By addressing each of these facets with care and thoroughness, you'll create a manual that's not just a dry collection of instructions, but a helpful, engaging resource that users will actually want to read and consult. 🌈✨

Saturday, September 2, 2017

#RTFM and WTFM How to write a fine modeling manual worth reading (ideas)

Note:  The following is copied in part from this blog

https://opensource.com/business/15/5/write-better-docs

It is a wish list for me at least..

Types of docs

Once you've determined the scope, and who you're writing to, there are several different kinds of documents that you can write for them. Anne Gentle categorizes them like this:

Start here

Like the Getting Started document I mentioned previously, this is the place where you tell users what they need to know before they even get started.

Reference guide

The reference guide is comprehensive and usually pretty dry. This is where terms are defined, functions' input and output are explained, and examples are given. The tone is factual and to the point. There's not much discussion, or conversation. The voice is usually impersonal.

Tutorials

Tutorials hold your hand and lead you down the path. They show you each step, and occasionally sit down on a bench by the path to explain the rationale for a particular step. They are very conversational, sometimes even chatty. The voice is personal; you are speaking to a particular person, defined in the earlier persona phase.

Learning/understanding

Often linked to from the tutorials, the learning/understanding documents dig deeper. They investigate the why and the how of a particular thing. Why was a certain decision made? How was it implemented in the code? What does the future look like for this thing?

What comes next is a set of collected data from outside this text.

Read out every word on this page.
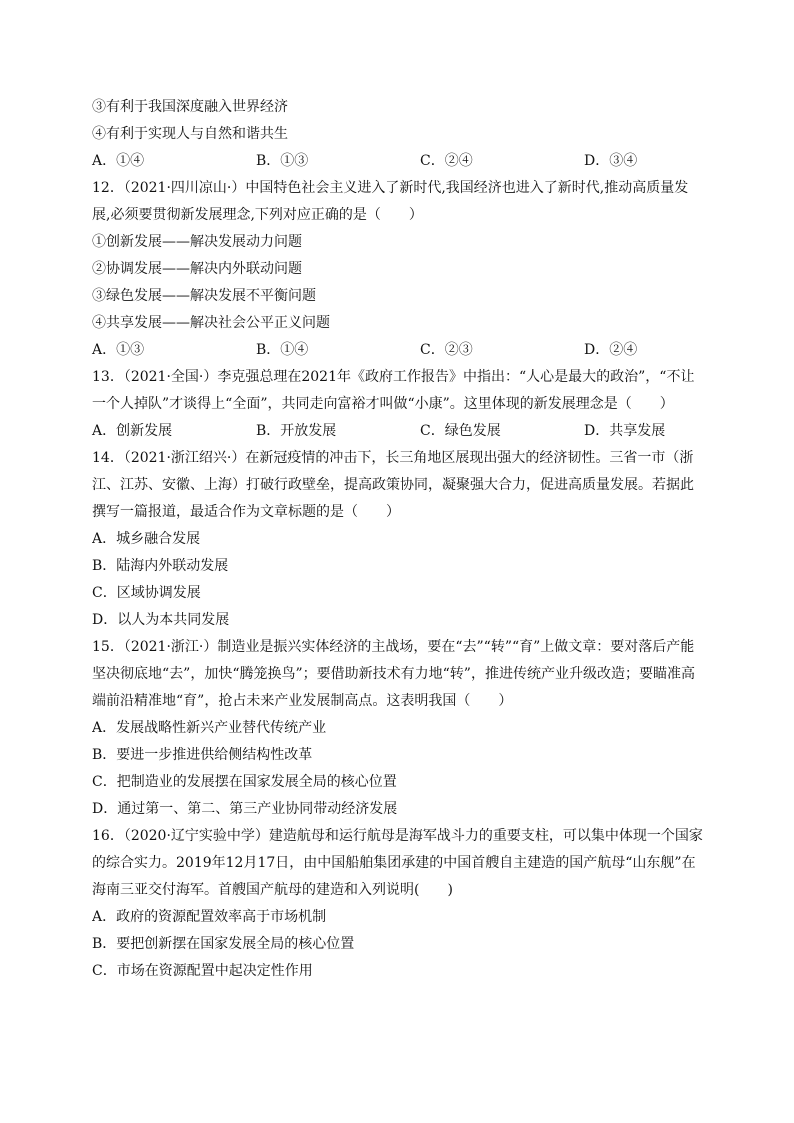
③有利于我国深度融入世界经济
④有利于实现人与自然和谐共生
A．①④	B．①③	C．②④	D．③④
12．（2021·四川凉山·）中国特色社会主义进入了新时代,我国经济也进入了新时代,推动高质量发展,必须要贯彻新发展理念,下列对应正确的是（　　）
①创新发展——解决发展动力问题
②协调发展——解决内外联动问题
③绿色发展——解决发展不平衡问题
④共享发展——解决社会公平正义问题
A．①③	B．①④	C．②③	D．②④
13．（2021·全国·）李克强总理在2021年《政府工作报告》中指出：“人心是最大的政治”，“不让一个人掉队”才谈得上“全面”，共同走向富裕才叫做“小康”。这里体现的新发展理念是（　　）
A．创新发展	B．开放发展	C．绿色发展	D．共享发展
14．（2021·浙江绍兴·）在新冠疫情的冲击下，长三角地区展现出强大的经济韧性。三省一市（浙江、江苏、安徽、上海）打破行政壁垒，提高政策协同，凝聚强大合力，促进高质量发展。若据此撰写一篇报道，最适合作为文章标题的是（　　）
A．城乡融合发展
B．陆海内外联动发展
C．区域协调发展
D．以人为本共同发展
15．（2021·浙江·）制造业是振兴实体经济的主战场，要在“去”“转”“育”上做文章：要对落后产能坚决彻底地“去”，加快“腾笼换鸟”；要借助新技术有力地“转”，推进传统产业升级改造；要瞄准高端前沿精准地“育”，抢占未来产业发展制高点。这表明我国（　　）
A．发展战略性新兴产业替代传统产业
B．要进一步推进供给侧结构性改革
C．把制造业的发展摆在国家发展全局的核心位置
D．通过第一、第二、第三产业协同带动经济发展
16．（2020·辽宁实验中学）建造航母和运行航母是海军战斗力的重要支柱，可以集中体现一个国家的综合实力。2019年12月17日，由中国船舶集团承建的中国首艘自主建造的国产航母“山东舰”在海南三亚交付海军。首艘国产航母的建造和入列说明(　　)
A．政府的资源配置效率高于市场机制
B．要把创新摆在国家发展全局的核心位置
C．市场在资源配置中起决定性作用
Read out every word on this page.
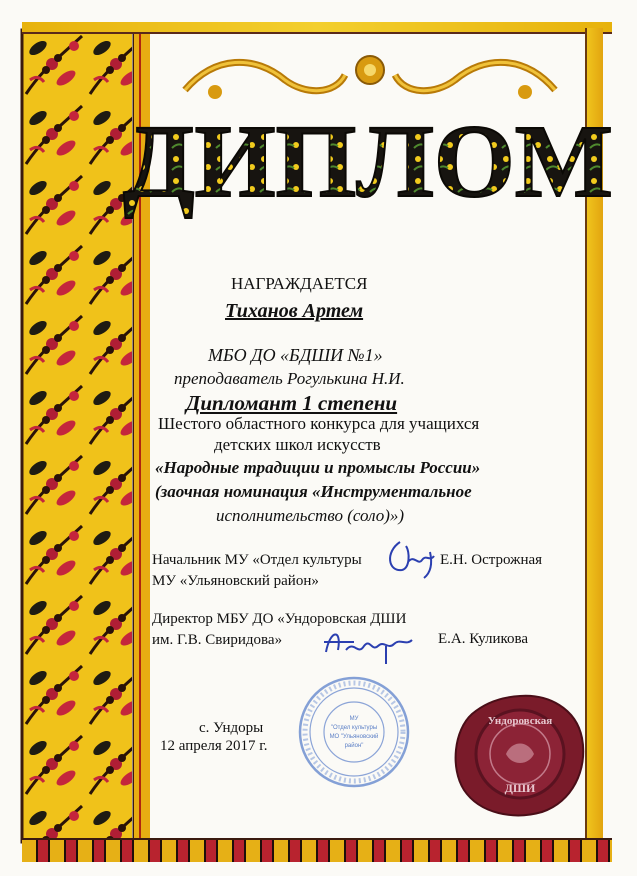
ДИПЛОМ
НАГРАЖДАЕТСЯ
Тиханов Артем
МБО ДО «БДШИ №1»
преподаватель Рогулькина Н.И.
Дипломант 1 степени
Шестого областного конкурса для учащихся
детских школ искусств
«Народные традиции и промыслы России»
(заочная номинация «Инструментальное
исполнительство (соло)»)
Начальник МУ «Отдел культуры
МУ «Ульяновский район»
Е.Н. Острожная
Директор МБУ ДО «Ундоровская ДШИ
им. Г.В. Свиридова»	Е.А. Куликова
с. Ундоры
12 апреля 2017 г.
МУ
"Отдел культуры
МО "Ульяновский
район"
Ундоровская
ДШИ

How can you help create that future? These documents are sometimes better done as blog posts than as part of the formal documentation, as they can be a serious distraction to people that are just trying to solve a problem.

Cookbook/recipe

There's a reason that the Cookbooks are often the best selling part of the O'Reilly technical book catalog. People want solutions, and they want them now. The recipe, or cookbook section of your document, should provide cut-and-paste best-practice solutions to common problems. They should be accompanied by an explanation, but you should understand that most of the cookbook users will cut and paste the solution, and that'll be the end of it for them.
A large part of your audience only cares about solving their immediate problem, because that's all they're getting paid to do, and you need to understand that this is a perfectly legitimate need. When you assemble your new Ikea desk, you don't care why a particular screw size was selected, you just want the instructions, and you expect them to work.
So it's critical that examples have been tested. No matter how trivial an example is, you must test it and make sure it does the expected thing. Many frustrating hours have been spent trying to figure out why an example in the docs doesn't work, when a few minutes of testing would have revealed that a colon should have been a semicolon.
Recipes should also promote the best practice, not merely the simplest or fastest solution. And never tell them how not to do it, because they'll just cut and paste that, and then be in a worse fix than when they started.
One of my favorite websites is There, I Fixed It, which showcases the ingenuity of people who solve problems without giving much thought to the possible ramifications of their solution—they just want to solve the problem.

Error messages

Yes, error messages are documentation, too. Helpful error messages that actually point to the solution save countless hours of hunting and frustration.